ServCollab’s next activities will occur at the 2022 SERVSIG Conference in Glasgow, Scotland from June 16 to 18. This will include a plenary session about the modern refugee crisis.

Wrap Up

In my life, obsessing over improving the fairness of services led me to seek out opportunities to be an instigator, a collaborator, and a community builder. Please get involved and help ServCollab serve humanity through collaborating on service research that improves human well-being. 

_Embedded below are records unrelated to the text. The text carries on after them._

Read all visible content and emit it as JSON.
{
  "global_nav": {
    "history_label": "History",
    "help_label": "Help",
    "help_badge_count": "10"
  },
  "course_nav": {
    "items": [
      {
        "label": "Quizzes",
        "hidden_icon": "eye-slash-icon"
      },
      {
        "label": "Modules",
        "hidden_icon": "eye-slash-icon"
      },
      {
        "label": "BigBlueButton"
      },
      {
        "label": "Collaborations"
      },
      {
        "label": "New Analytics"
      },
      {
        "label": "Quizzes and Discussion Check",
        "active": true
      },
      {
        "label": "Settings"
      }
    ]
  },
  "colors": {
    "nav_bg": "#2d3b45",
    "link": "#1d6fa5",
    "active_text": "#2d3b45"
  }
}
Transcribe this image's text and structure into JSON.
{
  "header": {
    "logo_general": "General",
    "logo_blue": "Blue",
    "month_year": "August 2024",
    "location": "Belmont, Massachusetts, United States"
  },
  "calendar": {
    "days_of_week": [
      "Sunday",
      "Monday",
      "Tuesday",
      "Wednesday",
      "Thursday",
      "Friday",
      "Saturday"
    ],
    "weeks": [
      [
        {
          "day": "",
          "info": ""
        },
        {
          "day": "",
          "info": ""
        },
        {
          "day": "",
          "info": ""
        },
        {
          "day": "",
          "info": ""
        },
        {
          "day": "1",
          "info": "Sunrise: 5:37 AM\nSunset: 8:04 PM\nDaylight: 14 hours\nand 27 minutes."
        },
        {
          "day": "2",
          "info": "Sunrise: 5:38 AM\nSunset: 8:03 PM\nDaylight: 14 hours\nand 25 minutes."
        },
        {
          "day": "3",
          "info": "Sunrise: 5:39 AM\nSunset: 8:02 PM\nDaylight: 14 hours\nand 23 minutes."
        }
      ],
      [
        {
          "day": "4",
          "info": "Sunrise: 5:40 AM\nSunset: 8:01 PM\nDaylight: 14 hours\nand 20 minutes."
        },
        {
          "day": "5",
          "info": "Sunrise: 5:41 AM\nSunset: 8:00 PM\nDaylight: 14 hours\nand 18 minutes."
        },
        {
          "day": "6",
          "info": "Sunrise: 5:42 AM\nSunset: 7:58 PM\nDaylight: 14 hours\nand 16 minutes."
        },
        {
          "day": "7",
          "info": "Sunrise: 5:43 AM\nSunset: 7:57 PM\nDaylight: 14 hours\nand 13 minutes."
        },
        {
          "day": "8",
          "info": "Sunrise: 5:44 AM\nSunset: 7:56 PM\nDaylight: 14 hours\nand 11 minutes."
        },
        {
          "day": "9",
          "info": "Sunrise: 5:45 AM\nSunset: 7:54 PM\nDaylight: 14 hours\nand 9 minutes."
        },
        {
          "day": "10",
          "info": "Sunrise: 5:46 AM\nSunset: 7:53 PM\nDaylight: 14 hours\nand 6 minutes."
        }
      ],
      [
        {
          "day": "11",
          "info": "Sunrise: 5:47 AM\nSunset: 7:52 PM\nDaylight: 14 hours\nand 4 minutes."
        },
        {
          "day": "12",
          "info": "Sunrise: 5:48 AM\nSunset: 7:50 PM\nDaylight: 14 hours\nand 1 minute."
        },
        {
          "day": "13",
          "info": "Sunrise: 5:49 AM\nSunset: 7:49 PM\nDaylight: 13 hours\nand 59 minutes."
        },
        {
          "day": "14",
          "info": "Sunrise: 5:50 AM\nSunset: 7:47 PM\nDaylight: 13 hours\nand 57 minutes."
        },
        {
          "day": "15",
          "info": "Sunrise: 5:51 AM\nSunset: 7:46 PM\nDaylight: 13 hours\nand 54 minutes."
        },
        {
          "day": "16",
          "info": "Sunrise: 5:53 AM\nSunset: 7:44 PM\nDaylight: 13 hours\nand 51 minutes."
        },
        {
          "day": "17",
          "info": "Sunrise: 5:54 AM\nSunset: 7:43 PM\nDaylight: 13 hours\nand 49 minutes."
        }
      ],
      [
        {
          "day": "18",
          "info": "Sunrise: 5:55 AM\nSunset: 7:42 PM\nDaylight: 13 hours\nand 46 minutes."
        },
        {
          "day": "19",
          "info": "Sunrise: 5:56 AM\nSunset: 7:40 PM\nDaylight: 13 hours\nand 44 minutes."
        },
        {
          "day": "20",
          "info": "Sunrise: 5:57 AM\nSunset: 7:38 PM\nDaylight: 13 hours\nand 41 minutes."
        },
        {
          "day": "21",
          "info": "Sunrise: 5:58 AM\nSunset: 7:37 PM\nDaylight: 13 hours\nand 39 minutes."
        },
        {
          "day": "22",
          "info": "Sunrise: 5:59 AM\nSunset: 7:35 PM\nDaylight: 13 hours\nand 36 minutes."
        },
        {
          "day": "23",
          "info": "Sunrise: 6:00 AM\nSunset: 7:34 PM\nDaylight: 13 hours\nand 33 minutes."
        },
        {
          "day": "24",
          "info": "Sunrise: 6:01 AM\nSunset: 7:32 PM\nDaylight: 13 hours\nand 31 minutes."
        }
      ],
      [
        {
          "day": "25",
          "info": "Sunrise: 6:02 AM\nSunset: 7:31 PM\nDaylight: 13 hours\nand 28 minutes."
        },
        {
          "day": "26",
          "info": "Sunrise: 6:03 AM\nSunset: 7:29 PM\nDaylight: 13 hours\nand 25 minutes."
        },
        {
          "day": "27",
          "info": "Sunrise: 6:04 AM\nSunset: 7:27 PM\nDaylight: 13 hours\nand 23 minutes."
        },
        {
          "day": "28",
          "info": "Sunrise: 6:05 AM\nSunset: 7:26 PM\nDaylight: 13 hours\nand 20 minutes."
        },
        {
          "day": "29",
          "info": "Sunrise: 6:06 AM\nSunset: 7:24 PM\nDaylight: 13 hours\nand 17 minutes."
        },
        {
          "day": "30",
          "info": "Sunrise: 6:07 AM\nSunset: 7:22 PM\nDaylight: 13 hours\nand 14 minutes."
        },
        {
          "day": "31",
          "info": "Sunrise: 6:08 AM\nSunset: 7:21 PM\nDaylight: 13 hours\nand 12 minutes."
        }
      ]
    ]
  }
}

As a volunteer organization, ServCollab relies on the participation and advice of its volunteers. You can help by volunteering to get involved with ServCollab by signing up on our ServCollab website –

Seeking to serve humanity is a big mountain to climb. It will take a large research movement to help elevate the human experience. Please join me in that climb!

Ray Fisk
Professor and Chair of Marketing at Texas State University
Founder and President of ServCollab

Mentioned Research
– Boenigk, Silke, Raymond Fisk, Sertan Kabadayi, Linda Alkire, Lilliemay Cheung, Canan Corus, Jörg Finsterwalder, Aaron A. Kreimer, Nadina Luca, Mansour Omeira, Pallab Paul, Marcos F. Santos, and Nina Smidt (2021), “Rethinking Service Systems and Public Policy: A Transformative Refugee Service Experience Framework,” Journal of Public Policy & Marketing, 40 (2), 165-183. 
– Fisk, Raymond P., Linda Alkire, Laurel Anderson, David E. Bowen, Thorsten Gruber, Amy L. Ostrom, and Lia Patrício (2020), “Elevating the Human Experience (HX) through Service Research Collaborations: Introducing ServCollab,” Journal of Service Management, 31 (4), 615-635.
– Fisk, Raymond P., and Linda Alkire (2021), “Service Ecosystem Health: A Transformative Approach to Elevating Service Science,” Service Science, 13 (4), 194-204.